AI Engineer (Vision-Language-Action / Multimodal Systems)
- Location San Francisco
- Expertise Robotics
- Job Type Permanent
- Salary $ 150,000 per annum
AI Engineer (Vision-Language-Action / Multimodal Systems)
A well-funded, early-stage robotics company is building next-generation autonomous systems designed to operate in complex, real-world environments.
Their focus is on developing general-purpose robotic platforms that combine cutting-edge AI with physical systems to tackle high-impact challenges across industrial and defense-adjacent applications.
As they scale, they’re investing heavily in multimodal AI and embodied intelligence to enable robots to understand, reason, and act in dynamic environments.
The Role
Seeking an AI Engineer to develop and deploy advanced multimodal models that bridge perception, reasoning, and action in real-world robotic systems.
This role sits at the intersection of machine learning and robotics, with a focus on vision-language-action (VLA) and vision-language models (VLMs).
What You’ll Do
- Develop and optimize multimodal models (e.g. transformers, diffusion models, vision-language-action architectures)
- Build representations for perception, scene understanding, spatial reasoning, and affordances
- Integrate language-based reasoning with planning and control systems
- Design and curate large-scale multimodal datasets (video, teleoperation, synthetic data, instruction-based learning)

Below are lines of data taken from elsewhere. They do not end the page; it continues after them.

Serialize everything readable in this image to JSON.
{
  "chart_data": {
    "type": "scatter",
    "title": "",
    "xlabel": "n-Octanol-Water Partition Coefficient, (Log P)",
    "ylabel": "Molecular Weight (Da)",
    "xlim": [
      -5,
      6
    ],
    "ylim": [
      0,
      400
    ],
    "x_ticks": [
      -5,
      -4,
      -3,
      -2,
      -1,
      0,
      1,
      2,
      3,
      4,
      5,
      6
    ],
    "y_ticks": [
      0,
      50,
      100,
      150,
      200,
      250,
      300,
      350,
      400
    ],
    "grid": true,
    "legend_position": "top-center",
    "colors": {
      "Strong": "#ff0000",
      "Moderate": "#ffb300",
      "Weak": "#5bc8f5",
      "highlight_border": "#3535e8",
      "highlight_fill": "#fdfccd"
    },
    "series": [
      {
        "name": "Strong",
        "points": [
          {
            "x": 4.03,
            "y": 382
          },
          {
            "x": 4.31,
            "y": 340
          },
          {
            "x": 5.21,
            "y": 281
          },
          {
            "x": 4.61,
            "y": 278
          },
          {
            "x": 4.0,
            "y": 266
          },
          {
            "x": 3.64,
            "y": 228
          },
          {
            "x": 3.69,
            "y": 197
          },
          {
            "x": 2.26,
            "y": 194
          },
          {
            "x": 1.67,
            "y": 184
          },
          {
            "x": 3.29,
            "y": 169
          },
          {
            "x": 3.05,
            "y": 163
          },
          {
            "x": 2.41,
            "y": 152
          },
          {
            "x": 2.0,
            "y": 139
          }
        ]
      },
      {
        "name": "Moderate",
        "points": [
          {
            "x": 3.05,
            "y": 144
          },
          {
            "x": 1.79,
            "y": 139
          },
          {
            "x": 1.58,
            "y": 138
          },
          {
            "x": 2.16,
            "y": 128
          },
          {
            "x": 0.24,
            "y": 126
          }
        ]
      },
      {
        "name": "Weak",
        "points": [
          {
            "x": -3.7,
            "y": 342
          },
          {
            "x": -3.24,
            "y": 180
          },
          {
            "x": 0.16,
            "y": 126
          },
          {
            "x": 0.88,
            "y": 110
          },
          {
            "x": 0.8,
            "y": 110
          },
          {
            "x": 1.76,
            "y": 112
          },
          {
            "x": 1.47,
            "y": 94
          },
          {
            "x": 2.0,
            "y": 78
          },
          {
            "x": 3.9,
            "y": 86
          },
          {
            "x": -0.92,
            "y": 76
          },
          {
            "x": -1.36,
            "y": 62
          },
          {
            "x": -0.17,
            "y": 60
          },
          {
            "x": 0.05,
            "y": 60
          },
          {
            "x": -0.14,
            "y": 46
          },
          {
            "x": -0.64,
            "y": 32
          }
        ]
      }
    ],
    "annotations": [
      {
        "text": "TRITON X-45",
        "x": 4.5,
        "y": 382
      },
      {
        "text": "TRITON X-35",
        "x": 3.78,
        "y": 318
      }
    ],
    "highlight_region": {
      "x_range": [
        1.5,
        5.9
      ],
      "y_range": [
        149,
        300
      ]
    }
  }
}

- Deploy models onto edge or onboard compute, optimizing for latency and reliability
- Build pipelines for training, evaluation, and scaling of ML systems
- Develop simulation-to-real (Sim2Real) workflows for robust real-world performance
- Collaborate closely with robotics, controls, and hardware teams to ensure models translate effectively into real-world behavior
- Participate in testing and iteration based on real-world system performance
What We’re Looking For
- Strong experience with multimodal machine learning (VLMs, VLAs, transformers, or similar)
- Deep expertise in PyTorch or JAX, including distributed training and GPU acceleration
- Experience building and scaling large training pipelines
- Strong software engineering skills in Python and modern ML tooling
- Experience with dataset creation, curation, and augmentation (including synthetic data)
- Understanding of deployment constraints on edge or embedded systems
- Degree (MSc/PhD preferred) in Computer Science, Machine Learning, Robotics, or related field, or equivalent experience
Nice to Have
- Experience with robotics, embodied AI, or real-world ML deployment
- Familiarity with simulation environments (e.g. Mujoco, Isaac, or similar)
- Experience with reinforcement learning, imitation learning, or policy learning
- Exposure to real-time systems or safety-critical applications
Why This Role
- Work on cutting-edge embodied AI systems bridging language, vision, and action
- High ownership over model development and real-world deployment
- Opportunity to operate at the frontier of general-purpose robotics
- Fast-paced, highly technical team building from first principles
Additional Details
- Location: San Francisco (on-site)
- Compensation: Competitive base + equity
- Benefits included